Tanka Fonta. Philosophies of being, perception and expressivity of being, 2025.

A Bienal, ao privilegiar uma estética que se sustenta sobre polidez e complacência formal, vistos sobretudo no salão refrigerado que traz especialmente pinturas (de Ernest Mancoba, Huguette Caland, Gozo Yoshimasu, Heitor dos Prazeres, entre outros), revela uma contradição profunda entre o gesto expositivo e a condição humana que quer abordar. Em vez de articular fricções e tensões (forças que obrigam a arte a entrar em disputa com o mundo), a seleção organiza suas peças segundo uma lógica de harmonia visual e coesão museal, transformando conflitos históricos e políticos em arranjos sensoriais controlados. O efeito é duplo: por um lado, a obra perde a capacidade de incomodar; por outro, o público é convidado a uma experiência de consumo contemplativo que não o compromete com realidades exteriores aos dos circuitos institucionais.

Esteticamente essa escolha se manifesta na preferência por composições que suavizam arestas, por opções que priorizam a circulação fluida sobre interrupções e por textos que explicam sem arriscar. A tensão é domesticada pela cenografia, pela iluminação pensada para elogiar superfícies e pela sequência que privilegia a coerência temática em detrimento do choque; como se pode observar no exemplo de Tanka Fonta, posto na coluna central do pavilhão, que se faz mais bonito que contundente. O resultado é que o olhar do visitante é treinado para reconhecer qualidades plásticas e inteligências formais, mas não para reconhecer responsabilidades, redes de poder ou consequências materiais associadas às narrativas apresentadas. As obras, assim, funcionam como prova de virtude institucional mais do que como instrumento de existência social.

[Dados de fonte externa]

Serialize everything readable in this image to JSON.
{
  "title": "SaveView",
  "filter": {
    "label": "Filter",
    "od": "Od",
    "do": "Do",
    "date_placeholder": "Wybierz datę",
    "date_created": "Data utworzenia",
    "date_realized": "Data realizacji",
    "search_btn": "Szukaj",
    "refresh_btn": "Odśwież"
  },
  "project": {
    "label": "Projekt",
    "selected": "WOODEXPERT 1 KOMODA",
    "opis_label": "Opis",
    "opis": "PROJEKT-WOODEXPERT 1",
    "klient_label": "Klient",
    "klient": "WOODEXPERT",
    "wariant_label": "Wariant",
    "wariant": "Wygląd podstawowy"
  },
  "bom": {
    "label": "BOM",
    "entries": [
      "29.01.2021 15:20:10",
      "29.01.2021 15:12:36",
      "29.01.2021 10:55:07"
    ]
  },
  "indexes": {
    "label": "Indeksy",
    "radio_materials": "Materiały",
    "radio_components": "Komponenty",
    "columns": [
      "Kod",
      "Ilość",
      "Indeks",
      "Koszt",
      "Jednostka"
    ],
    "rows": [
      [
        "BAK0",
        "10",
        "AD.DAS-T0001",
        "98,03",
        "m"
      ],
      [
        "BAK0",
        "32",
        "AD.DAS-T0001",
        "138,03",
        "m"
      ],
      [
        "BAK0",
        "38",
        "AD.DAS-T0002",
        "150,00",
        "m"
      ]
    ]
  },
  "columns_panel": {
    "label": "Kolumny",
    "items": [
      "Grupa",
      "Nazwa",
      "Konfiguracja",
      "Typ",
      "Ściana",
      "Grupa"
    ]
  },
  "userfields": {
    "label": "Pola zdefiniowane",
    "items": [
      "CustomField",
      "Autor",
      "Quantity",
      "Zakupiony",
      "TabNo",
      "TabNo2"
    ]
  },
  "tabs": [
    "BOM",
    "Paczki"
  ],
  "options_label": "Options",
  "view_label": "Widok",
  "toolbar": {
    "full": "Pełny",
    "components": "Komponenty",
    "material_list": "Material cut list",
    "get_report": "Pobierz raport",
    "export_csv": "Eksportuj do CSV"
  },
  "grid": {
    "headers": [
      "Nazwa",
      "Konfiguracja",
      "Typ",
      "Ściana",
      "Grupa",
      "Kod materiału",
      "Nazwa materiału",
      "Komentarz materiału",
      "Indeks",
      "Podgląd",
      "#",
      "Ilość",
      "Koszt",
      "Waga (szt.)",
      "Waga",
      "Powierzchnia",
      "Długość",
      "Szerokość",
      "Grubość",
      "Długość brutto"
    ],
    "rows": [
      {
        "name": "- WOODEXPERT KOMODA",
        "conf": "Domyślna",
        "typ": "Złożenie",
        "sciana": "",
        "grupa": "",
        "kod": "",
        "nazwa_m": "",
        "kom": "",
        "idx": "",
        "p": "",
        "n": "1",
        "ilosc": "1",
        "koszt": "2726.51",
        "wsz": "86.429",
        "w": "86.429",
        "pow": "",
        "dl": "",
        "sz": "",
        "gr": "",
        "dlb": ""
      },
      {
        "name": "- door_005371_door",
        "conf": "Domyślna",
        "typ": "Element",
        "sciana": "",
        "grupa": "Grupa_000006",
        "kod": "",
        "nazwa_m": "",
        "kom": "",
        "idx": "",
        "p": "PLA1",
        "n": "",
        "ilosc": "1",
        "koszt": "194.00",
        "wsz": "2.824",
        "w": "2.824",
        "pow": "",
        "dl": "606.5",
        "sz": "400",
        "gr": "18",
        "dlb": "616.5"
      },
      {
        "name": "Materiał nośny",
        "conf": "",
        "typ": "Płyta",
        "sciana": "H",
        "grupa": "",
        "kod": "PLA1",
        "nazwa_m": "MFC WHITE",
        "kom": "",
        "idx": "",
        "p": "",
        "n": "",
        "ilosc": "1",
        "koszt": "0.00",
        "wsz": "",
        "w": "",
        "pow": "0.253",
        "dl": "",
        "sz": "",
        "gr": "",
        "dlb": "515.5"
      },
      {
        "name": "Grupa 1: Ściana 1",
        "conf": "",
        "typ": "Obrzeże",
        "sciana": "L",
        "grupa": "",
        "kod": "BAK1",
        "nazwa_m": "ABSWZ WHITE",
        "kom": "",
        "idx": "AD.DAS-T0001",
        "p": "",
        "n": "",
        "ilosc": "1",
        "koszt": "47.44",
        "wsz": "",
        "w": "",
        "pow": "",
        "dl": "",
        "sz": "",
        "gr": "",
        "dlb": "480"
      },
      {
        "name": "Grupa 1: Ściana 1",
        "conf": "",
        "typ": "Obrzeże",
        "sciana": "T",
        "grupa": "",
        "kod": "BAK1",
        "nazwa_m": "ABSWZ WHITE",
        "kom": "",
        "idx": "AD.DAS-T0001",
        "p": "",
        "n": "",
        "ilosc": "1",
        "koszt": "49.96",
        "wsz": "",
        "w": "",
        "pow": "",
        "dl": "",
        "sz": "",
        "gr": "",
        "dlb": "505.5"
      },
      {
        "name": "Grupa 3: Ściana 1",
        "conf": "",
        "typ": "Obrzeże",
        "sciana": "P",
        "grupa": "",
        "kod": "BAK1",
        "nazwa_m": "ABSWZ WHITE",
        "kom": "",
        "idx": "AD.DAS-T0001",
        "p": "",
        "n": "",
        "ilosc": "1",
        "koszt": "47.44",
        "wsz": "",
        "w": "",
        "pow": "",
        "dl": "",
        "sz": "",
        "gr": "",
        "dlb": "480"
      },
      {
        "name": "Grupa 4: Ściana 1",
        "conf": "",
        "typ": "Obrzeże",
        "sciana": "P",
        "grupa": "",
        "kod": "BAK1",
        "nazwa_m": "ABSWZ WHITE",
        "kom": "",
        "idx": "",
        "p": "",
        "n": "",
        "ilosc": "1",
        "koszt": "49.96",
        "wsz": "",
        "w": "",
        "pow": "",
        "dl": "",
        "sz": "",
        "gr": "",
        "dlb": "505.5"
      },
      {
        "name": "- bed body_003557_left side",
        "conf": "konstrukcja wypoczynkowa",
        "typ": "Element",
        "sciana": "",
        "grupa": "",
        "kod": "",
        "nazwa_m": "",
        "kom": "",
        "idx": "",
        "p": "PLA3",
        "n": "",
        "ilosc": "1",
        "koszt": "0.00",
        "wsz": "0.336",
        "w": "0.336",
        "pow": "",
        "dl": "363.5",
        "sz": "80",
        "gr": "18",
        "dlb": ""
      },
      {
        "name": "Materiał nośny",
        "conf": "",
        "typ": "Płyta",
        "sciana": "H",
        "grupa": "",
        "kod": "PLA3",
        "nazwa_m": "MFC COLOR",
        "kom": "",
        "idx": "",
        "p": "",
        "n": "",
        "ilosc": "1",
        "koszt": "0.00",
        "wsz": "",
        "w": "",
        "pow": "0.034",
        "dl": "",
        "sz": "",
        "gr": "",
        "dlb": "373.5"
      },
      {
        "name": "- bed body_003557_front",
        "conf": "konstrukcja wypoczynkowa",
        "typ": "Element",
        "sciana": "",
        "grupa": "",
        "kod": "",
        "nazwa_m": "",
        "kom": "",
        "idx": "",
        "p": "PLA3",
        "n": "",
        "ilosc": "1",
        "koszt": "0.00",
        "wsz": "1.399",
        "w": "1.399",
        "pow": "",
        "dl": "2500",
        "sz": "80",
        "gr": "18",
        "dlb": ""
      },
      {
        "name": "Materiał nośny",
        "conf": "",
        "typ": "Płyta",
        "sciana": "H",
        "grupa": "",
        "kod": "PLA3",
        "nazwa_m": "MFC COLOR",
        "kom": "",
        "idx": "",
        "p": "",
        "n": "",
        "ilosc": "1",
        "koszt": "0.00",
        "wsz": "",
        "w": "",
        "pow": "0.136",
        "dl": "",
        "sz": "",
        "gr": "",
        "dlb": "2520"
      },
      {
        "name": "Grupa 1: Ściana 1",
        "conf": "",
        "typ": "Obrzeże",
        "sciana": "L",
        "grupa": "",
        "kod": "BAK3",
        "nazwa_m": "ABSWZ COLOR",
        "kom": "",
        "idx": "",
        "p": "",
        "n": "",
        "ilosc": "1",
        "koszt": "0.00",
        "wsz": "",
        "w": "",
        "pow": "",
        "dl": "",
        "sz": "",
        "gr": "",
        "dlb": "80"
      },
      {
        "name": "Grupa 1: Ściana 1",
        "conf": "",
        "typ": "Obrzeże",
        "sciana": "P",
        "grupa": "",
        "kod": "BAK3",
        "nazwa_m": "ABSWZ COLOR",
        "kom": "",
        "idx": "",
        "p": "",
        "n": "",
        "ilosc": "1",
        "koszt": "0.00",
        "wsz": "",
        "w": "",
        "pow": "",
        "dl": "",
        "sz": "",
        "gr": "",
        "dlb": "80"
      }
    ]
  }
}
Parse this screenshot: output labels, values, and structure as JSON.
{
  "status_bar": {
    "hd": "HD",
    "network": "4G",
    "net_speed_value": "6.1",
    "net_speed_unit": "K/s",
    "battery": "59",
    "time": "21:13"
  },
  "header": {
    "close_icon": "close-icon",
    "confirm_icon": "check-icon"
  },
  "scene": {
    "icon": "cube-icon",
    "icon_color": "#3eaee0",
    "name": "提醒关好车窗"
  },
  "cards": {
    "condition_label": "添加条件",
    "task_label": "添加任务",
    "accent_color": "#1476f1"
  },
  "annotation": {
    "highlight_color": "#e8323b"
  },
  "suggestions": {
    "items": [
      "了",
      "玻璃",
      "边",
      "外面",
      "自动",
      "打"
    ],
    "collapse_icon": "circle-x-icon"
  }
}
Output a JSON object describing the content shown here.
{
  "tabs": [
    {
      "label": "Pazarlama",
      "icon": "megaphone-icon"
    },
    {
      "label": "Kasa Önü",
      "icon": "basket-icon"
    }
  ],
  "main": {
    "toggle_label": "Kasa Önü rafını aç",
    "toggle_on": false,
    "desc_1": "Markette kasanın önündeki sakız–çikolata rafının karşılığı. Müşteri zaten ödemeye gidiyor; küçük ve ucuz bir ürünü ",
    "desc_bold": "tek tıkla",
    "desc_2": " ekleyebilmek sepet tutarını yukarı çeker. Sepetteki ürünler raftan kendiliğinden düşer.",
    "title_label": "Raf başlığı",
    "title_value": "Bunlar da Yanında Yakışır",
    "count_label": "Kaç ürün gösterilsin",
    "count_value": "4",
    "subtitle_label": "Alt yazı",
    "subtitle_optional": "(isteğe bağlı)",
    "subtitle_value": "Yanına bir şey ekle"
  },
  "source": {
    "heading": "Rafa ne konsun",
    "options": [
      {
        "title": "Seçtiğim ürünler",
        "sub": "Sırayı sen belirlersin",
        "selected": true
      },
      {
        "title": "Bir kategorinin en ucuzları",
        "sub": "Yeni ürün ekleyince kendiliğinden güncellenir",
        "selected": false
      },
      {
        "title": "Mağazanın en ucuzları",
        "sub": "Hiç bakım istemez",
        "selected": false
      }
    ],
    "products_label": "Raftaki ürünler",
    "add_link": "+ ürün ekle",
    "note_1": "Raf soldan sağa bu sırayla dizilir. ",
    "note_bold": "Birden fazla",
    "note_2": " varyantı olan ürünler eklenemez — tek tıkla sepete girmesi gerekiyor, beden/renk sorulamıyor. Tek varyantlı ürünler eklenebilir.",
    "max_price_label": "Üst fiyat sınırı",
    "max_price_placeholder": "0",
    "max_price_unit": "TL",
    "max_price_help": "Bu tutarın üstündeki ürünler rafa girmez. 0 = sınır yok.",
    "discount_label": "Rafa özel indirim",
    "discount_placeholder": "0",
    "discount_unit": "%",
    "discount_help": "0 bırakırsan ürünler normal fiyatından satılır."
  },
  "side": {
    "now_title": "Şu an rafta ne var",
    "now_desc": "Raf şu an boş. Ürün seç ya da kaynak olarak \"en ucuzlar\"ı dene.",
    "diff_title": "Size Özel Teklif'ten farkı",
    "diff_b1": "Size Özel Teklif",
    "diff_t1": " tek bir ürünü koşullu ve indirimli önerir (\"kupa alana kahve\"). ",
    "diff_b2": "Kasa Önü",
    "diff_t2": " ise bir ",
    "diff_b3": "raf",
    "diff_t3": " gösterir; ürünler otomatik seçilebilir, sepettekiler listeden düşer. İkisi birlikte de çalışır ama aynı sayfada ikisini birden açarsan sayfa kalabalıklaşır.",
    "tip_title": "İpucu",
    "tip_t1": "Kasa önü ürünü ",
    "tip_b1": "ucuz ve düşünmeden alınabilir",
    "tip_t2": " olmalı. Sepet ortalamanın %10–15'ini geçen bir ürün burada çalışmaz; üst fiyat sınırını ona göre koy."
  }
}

Além disso, quando o discurso da arte se afasta do cotidiano, o caráter performativo da exposição aumenta: as imagens e os objetos passam a operar como emblemas de uma sensibilidade consentida, e não como mediações que aproximam o espectador de vivências distintas. A separação entre a cena expositiva e a vida concreta produz uma ilusão de compreensão: o público acredita ter sido tocado porque experimentou emoção estética, sem, contudo, ser convocado a traduzir essa emoção em ação, diálogo ou reparação. Exemplos são as descrições das obras de Frank Bowling, em que a curadoria consegue misturar ‘expressionismo abstrato’ e cartografia na mesma frase, as de Ruth Ige, onde se privilegia o discurso do uso de materiais com ‘ressonância cultural’ para a elaboração de suas pinturas (seja lá o que isso queira dizer) ou no caso do conjunto apresentado pela Manauara Clandestina, artista que estabelece uma pesquisa efetiva e contundente em temas reais e urgentes, mas que se vê esvaziada em função das direções apresentadas no espaço pela proposta curatorial. Assim, essa ilusão favorece uma economia simbólica em que o reconhecimento substitui a responsabilidade e a empatia estilizada substitui a solidariedade efetiva.

Frank Bowling. Agnes, 2025.

A crítica deveria, nesse sentido, deslocar seu foco: não tratar apenas de avaliar a qualidade plástica ou coerência curatorial, mas de investigar os modos pelos quais os dispositivos expositivos e rotinas institucionais neutralizaram a potência de obras e artistas que são assertivos e impactantes. A Bienal deveria ser lida para além de seu conjunto de decisões técnicas – sequência de ‘capítulos’, relações escalares, materiais privilegiados, ritmos de visitação, etc. etc. – porque, nesses termos, a Bienal deixa muito a desejar. Afinal, só percebendo essas mediações é possível compreender por que uma obra, potente no enunciado, pode existir no espaço expositivo sem tensionar minimamente as estruturas que legitimam as mesmas injustiças ou desigualdades que ela parecia denunciar.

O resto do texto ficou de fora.